Hospitalisme – Quand l'hôpital nous rend malade : L'hospitalisme psychique

Publié par : rédaction Onmeda (23. novembre 2018)

Au cours d'un séjour à l'hôpital ou en institution, il n'y a que le risque d'attraper une maladie physique supplémentaire. L'hospitalisme psychique décrit toutes les déficiences psychiques et mentales qui se constituent pendant un long séjour à l'hôpital ou en institution.

C'est surtout les nourrissons et les jeunes enfants, mais aussi des adultes (p.e. des patients de longue durée ou des personnes habitant dans une institution permanente) étant concernés de l'hospitalisme psychique.  

L'hospitalisme psychique (également appelé privation) se constitue quand des patients manquent d'affection émotionnelle, par exemple en raison de 

  • la longue séparation de la mère (chez enfants),
  • manque de contact direct corporel avec une personne de référence constante
  • et / ou manque de relations sociales.

Dans ce contexte, on parle également de privation (lat. deprivare pour "dévaliser"). Le terme décrit le fait que les concernés sont privés de quelque chose dont ils ont besoin pour leur bien-être. On fait la différence entre

  • la privation sensorielle : manque de perception sensorielle (entendre, voir, sentir etc.)
  • la privation sociale : manque de personnes de référence et proximité émotionnelle
  • la privation cognitive : manque de stimulations restreignant la perception, l'attention, la créativité, l'orientation, l'imagination etc.

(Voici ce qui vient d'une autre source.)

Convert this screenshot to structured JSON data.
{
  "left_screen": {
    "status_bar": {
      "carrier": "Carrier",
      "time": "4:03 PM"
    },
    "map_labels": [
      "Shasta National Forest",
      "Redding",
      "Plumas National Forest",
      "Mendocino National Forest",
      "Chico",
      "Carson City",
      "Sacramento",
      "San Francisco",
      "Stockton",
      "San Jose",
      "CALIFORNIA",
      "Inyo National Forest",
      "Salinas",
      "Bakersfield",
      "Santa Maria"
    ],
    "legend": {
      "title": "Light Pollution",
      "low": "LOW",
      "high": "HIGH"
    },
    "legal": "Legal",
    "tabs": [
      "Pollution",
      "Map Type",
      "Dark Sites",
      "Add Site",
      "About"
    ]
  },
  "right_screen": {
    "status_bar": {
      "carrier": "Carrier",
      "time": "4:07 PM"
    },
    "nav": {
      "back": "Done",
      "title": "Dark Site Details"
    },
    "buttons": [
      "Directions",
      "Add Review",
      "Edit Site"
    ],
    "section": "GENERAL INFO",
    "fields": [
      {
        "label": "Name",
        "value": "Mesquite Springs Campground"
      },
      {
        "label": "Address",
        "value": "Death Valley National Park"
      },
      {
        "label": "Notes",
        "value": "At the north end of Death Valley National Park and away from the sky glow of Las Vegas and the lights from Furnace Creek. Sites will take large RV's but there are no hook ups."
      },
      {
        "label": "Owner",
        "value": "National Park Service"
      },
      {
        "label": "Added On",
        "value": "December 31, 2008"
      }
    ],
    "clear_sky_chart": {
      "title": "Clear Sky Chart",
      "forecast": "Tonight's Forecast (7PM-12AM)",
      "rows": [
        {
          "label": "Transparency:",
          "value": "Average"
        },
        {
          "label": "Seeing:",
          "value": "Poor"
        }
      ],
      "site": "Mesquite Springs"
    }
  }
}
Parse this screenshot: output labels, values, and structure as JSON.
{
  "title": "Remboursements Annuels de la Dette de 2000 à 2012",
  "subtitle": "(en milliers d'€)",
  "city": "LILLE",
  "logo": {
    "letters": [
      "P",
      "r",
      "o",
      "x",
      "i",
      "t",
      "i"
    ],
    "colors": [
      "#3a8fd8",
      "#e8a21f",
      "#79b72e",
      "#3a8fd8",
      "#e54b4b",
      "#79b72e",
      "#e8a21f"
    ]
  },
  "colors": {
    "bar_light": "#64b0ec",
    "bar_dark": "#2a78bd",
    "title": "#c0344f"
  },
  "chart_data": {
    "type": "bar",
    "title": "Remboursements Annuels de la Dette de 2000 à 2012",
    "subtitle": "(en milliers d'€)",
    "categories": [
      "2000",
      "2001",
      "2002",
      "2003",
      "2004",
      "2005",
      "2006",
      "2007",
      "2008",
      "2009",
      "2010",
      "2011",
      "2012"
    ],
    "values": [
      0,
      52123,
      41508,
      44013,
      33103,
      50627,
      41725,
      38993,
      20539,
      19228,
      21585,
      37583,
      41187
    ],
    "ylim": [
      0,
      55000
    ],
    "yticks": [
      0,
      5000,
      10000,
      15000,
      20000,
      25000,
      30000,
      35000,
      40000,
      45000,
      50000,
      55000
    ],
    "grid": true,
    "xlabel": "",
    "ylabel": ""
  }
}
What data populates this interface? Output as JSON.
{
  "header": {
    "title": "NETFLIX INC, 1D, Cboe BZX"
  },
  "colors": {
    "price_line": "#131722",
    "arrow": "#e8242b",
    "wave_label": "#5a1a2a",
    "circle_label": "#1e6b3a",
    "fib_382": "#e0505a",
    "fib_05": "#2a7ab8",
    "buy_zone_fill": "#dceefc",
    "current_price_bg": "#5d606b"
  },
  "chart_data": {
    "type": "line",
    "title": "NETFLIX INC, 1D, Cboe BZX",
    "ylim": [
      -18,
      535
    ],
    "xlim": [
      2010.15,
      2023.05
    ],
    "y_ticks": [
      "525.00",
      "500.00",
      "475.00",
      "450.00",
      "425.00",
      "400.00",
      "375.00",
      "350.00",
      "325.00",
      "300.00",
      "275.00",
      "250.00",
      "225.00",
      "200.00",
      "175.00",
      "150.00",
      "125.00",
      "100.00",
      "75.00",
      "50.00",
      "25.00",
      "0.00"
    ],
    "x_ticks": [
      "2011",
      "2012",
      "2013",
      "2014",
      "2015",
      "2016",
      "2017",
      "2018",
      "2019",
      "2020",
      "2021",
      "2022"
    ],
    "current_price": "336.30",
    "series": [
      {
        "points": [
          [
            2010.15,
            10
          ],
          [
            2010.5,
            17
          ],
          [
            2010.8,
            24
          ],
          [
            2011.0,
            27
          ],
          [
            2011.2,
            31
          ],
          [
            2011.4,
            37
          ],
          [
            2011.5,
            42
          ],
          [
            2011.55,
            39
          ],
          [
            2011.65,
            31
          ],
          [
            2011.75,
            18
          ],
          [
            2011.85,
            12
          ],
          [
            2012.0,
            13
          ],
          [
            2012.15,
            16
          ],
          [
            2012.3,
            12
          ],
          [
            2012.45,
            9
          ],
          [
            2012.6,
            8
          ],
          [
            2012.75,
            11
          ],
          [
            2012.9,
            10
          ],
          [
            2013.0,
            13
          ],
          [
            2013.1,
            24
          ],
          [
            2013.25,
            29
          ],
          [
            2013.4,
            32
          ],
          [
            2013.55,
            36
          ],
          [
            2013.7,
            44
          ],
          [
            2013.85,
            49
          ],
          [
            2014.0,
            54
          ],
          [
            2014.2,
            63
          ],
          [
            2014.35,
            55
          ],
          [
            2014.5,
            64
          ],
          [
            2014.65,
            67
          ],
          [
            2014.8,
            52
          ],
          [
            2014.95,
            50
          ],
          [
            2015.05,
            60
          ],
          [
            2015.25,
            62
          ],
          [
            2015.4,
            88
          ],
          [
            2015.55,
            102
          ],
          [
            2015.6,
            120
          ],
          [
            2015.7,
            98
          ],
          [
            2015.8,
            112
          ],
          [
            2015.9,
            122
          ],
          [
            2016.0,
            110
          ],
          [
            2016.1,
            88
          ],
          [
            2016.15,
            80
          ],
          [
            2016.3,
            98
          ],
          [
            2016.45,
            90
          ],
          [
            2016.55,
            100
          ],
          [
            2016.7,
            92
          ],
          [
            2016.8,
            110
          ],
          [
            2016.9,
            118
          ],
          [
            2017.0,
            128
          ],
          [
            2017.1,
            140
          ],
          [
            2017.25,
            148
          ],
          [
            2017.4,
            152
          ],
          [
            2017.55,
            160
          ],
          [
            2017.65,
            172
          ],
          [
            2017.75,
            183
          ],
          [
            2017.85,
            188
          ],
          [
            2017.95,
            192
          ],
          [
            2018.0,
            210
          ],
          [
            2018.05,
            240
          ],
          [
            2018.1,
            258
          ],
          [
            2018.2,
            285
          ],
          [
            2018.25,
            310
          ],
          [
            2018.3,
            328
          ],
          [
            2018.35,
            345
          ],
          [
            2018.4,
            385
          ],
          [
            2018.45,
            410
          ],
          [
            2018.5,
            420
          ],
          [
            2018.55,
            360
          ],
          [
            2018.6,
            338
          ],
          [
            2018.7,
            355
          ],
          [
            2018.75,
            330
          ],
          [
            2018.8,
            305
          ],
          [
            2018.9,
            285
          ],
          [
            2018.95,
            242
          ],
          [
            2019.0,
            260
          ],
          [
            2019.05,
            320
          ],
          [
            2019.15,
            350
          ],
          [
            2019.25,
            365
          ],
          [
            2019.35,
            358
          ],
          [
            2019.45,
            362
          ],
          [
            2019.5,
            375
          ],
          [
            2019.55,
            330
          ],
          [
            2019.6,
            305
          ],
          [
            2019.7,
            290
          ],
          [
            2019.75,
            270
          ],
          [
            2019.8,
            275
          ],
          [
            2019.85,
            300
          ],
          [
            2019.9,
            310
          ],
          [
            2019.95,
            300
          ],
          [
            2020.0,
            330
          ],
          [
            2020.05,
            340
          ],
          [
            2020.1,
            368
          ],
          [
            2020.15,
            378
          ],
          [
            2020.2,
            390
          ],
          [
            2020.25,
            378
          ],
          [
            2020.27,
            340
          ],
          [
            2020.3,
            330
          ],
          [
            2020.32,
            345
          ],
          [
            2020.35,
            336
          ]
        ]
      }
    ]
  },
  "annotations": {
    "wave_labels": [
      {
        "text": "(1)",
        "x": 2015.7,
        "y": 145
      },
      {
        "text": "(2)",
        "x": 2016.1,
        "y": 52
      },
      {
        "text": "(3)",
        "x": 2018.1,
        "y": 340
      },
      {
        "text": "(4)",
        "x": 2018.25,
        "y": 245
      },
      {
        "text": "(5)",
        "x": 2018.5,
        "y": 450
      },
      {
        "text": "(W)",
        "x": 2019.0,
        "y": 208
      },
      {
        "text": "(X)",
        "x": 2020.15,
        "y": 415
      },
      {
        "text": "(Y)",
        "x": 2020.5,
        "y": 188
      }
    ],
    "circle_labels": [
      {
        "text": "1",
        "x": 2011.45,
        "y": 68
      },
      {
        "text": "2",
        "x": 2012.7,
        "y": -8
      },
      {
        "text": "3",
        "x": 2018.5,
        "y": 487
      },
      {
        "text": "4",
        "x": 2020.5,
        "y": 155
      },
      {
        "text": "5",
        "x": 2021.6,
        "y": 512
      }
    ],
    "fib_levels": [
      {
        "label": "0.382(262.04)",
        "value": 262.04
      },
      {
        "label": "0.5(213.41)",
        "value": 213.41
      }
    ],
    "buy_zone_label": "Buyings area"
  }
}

Un endroit monotone et peu douillet qu'on trouve souvent dans les hôpitaux augmente le risque d'une privation : une manque de lumière, de bruit et de stimulations visuelles ont pour résultat que l'expérience et le comportement sont perturbés en très peu de temps.   

L'hospitalisme psychique se manifeste par exemple par un balancement rythmique ou par un mouvement en avant et en arrière du corps : les concernés l'interprètent comme réconfortant quand il n'y a personne dans l'entourage pour les réconforter en donnant de l'affection corporelle et émotionnelle.

Suite au manque de stimulations et la soi-disant douceur du foyer, c'est avant tout des enfants concernés qui se replient. Ils prêtent pas une grande attention à leur entourage, bougent peu et semblent indifférents. Un autre comportement typique d'enfants et bébés délaissés, c'est crier, lamenter et des criailleries continuelles.  

Ce sont avant tout les enfants ayant besoin d'un soutien émotionnel et d'un sentiment de sécurité. © Jupiterimages/Lifesize

Ce sont avant tout les enfants ayant besoin d'un soutien émotionnel et d'un sentiment de sécurité.


Par la suite (après trois jusqu'à cinq mois environ), ces premiers signes peuvent provoquer un hospitalisme psychique étant caractérisé par de graves troubles du développement.

L'hospitalisme psychique chez les enfants se manifeste par les suivants troubles et anomalies :

  • troubles du langage et d'adaptation
  • retard de développement psychomoteur et somatique général
  • troubles du développement affectif et cognitif
  • troubles relationnels (p.e. méfiance excessive ou absence de distance à l'égard des étrangers)
  • incapacité à développer des relations sociaux de longue-durée, étroits et durables
  • angoisse, apathie et dépressions
  • sensibilité aux infections  
  • mouvements stéreotypes (p.e. balancer)
  • irratibilité, hostilité
  • incontinence
  • comportement auto-agressif
  • refus de manger

Certains de ces symptômes-là apparaissent aussi chez les adultes souffrant de solitude, comme des personnes qui habitent dans une institution et reçoivent presque pas de visite.